To use the term recovery in such case is to perputrate the myth that there is or was a "normal" individual that can fixed or cured to the state where a person is no longer disabled.  This is a very medical model of disability, which places the burden of impairment and disability on the individual in a manner that is very victim-blaming.  In fact, in the medical model of disability, a disabled person is more or less a victim, whether by accident, the actions of other individuals, or the genes one inherited from parents.  It is then the responsibility of the individual to take up the burden of disability, and make oneself as less-disabled as possible.  This leads back to the idea of cure and recovery.  

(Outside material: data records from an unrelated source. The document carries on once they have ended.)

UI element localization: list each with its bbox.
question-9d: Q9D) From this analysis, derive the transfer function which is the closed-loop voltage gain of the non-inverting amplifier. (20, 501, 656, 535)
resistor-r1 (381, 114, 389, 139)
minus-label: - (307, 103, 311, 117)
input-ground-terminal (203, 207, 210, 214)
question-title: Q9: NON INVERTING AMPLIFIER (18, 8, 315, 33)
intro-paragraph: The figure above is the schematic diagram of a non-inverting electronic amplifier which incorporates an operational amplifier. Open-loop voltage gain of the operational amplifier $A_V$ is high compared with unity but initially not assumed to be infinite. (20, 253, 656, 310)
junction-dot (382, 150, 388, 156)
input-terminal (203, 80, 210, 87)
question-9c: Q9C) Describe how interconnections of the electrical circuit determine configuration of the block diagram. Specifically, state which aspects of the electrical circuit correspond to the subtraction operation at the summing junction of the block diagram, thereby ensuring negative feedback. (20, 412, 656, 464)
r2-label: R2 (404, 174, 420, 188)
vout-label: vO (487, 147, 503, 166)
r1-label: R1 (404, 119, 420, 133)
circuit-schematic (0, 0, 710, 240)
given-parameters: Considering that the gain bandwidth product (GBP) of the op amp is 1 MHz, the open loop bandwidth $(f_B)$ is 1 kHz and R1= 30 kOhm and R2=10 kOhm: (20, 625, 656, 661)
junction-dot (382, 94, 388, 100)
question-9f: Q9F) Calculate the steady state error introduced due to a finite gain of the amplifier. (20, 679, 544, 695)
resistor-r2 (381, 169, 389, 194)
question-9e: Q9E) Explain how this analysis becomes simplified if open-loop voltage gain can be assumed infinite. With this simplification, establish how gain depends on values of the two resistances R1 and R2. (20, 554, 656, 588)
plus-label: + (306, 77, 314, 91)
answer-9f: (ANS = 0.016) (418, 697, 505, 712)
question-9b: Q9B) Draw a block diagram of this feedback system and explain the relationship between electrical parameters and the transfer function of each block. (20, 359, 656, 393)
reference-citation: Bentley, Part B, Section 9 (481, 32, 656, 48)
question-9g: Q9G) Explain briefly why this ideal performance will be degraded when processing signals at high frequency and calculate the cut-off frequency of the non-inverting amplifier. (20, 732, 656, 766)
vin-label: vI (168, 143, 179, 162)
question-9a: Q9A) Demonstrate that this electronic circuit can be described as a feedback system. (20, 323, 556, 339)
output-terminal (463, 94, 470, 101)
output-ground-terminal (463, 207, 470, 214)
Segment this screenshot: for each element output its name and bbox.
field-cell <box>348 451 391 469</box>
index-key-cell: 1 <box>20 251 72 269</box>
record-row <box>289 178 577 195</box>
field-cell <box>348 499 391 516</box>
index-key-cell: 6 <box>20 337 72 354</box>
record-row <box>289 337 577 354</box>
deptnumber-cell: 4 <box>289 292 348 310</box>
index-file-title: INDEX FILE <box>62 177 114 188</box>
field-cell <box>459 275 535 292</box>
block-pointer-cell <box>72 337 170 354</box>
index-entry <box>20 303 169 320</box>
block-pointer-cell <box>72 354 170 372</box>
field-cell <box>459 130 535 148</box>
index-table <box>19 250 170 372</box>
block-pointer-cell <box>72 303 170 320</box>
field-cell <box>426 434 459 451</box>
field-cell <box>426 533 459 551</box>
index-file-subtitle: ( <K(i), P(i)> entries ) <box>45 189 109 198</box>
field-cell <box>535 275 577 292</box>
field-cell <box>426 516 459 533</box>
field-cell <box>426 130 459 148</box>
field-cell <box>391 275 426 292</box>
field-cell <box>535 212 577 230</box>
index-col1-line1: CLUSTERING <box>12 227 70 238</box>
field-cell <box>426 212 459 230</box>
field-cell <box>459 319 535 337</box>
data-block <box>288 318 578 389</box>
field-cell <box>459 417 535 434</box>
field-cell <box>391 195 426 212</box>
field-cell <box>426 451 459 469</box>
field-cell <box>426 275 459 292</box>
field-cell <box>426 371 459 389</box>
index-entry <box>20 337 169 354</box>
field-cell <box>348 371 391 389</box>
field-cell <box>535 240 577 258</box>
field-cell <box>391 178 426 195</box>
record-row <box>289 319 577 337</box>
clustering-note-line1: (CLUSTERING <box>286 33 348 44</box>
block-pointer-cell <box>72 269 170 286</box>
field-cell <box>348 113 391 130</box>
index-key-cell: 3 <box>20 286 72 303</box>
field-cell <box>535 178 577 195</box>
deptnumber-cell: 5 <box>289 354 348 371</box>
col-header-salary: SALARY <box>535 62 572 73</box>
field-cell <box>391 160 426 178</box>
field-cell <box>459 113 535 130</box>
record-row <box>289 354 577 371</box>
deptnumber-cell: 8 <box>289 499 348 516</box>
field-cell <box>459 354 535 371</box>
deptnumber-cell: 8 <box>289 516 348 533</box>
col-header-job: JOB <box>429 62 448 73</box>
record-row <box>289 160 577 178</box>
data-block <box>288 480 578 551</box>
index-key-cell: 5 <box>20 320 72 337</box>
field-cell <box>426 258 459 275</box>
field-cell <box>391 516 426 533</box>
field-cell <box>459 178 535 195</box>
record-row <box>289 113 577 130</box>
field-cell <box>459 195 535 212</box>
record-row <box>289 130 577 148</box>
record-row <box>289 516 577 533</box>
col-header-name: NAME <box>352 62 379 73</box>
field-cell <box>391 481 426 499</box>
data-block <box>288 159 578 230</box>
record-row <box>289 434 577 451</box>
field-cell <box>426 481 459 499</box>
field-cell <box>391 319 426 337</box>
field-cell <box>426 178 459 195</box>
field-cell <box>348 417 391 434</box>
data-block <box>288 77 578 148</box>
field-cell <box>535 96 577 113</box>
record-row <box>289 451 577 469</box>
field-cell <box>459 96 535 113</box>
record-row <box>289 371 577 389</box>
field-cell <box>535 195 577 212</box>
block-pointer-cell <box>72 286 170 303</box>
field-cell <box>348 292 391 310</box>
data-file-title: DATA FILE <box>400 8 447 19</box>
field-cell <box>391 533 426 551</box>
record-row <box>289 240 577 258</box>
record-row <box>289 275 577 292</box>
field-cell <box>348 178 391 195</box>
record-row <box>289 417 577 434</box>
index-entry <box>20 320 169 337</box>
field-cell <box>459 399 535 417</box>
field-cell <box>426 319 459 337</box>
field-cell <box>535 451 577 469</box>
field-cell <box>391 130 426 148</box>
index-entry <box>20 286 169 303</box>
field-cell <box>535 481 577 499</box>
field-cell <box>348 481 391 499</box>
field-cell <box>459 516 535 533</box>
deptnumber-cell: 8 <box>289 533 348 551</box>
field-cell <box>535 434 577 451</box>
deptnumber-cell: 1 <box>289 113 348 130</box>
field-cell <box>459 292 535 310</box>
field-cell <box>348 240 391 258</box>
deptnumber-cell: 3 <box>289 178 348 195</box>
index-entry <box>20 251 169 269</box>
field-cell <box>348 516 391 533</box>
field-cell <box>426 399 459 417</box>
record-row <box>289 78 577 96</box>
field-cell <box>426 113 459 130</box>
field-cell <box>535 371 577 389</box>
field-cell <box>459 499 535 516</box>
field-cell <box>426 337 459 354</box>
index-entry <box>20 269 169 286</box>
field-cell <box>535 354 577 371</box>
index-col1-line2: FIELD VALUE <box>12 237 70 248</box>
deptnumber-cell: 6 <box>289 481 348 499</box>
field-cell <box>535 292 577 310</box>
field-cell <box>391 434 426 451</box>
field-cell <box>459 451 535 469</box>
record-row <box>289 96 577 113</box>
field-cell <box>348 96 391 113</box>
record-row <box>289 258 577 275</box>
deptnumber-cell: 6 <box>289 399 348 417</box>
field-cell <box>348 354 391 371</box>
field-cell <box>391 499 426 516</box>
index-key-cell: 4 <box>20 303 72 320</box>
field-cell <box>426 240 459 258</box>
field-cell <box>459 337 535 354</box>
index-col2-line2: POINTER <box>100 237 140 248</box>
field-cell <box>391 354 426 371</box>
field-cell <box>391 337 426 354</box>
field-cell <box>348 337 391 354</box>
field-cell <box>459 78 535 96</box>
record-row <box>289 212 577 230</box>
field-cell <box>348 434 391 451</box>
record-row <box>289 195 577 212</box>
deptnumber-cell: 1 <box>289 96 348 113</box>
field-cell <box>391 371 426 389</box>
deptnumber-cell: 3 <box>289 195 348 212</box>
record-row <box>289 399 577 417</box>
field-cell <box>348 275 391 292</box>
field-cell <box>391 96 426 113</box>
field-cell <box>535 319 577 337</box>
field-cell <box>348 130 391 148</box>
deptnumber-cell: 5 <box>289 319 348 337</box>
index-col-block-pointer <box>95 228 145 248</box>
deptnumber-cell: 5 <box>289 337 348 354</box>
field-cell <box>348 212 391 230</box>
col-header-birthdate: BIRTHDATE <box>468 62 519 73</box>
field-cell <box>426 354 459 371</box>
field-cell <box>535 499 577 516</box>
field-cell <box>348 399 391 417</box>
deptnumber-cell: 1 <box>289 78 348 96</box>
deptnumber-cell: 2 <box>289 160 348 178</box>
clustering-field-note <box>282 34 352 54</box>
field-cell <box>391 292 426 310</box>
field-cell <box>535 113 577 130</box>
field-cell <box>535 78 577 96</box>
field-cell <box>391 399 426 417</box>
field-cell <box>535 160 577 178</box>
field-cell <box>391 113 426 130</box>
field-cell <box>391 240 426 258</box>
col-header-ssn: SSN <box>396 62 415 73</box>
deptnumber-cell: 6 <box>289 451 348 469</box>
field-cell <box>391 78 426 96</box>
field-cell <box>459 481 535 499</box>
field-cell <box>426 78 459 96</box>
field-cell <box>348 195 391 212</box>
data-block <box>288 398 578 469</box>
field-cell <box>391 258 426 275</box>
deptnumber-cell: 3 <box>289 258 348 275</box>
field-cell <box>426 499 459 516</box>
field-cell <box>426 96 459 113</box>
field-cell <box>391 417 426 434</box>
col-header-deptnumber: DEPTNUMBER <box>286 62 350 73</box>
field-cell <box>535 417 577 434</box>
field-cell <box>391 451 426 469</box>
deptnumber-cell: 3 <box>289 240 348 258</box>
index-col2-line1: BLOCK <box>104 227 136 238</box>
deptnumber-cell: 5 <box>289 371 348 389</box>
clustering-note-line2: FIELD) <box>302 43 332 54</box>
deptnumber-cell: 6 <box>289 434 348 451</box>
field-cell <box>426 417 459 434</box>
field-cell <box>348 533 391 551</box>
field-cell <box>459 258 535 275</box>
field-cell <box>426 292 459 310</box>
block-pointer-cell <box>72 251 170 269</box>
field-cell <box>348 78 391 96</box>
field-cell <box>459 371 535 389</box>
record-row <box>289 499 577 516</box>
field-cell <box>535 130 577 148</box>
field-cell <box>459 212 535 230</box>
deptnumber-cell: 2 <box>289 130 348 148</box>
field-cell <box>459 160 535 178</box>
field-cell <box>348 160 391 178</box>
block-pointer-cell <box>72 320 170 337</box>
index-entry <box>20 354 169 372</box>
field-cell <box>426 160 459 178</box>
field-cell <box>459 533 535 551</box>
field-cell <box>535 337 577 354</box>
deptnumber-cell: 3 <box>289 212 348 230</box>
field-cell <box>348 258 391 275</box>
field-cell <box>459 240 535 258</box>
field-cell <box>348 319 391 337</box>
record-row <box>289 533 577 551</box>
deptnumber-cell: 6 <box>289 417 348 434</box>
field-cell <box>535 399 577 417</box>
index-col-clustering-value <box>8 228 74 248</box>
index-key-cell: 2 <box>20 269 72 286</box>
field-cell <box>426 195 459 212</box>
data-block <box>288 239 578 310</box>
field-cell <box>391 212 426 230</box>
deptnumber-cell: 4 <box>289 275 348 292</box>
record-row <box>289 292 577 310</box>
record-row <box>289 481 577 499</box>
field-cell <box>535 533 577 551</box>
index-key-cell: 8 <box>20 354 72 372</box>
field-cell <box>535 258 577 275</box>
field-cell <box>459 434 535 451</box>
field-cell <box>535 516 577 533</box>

If a person is the one defining recovery and is making decisions on how to achieve recovery for skillls and abilities that are capable of reclaiming and compensating, then the use of recovery is appropriate.  But for in the case where a person is progressing with new skills and abilities, then the term recovery is not apppropriate and should be replaced with more suitable terms such as development and growth.  This way a person is empowered by their own accomplishments instead of being improperly compared to unrelated others and potentially being disabled through the medical model.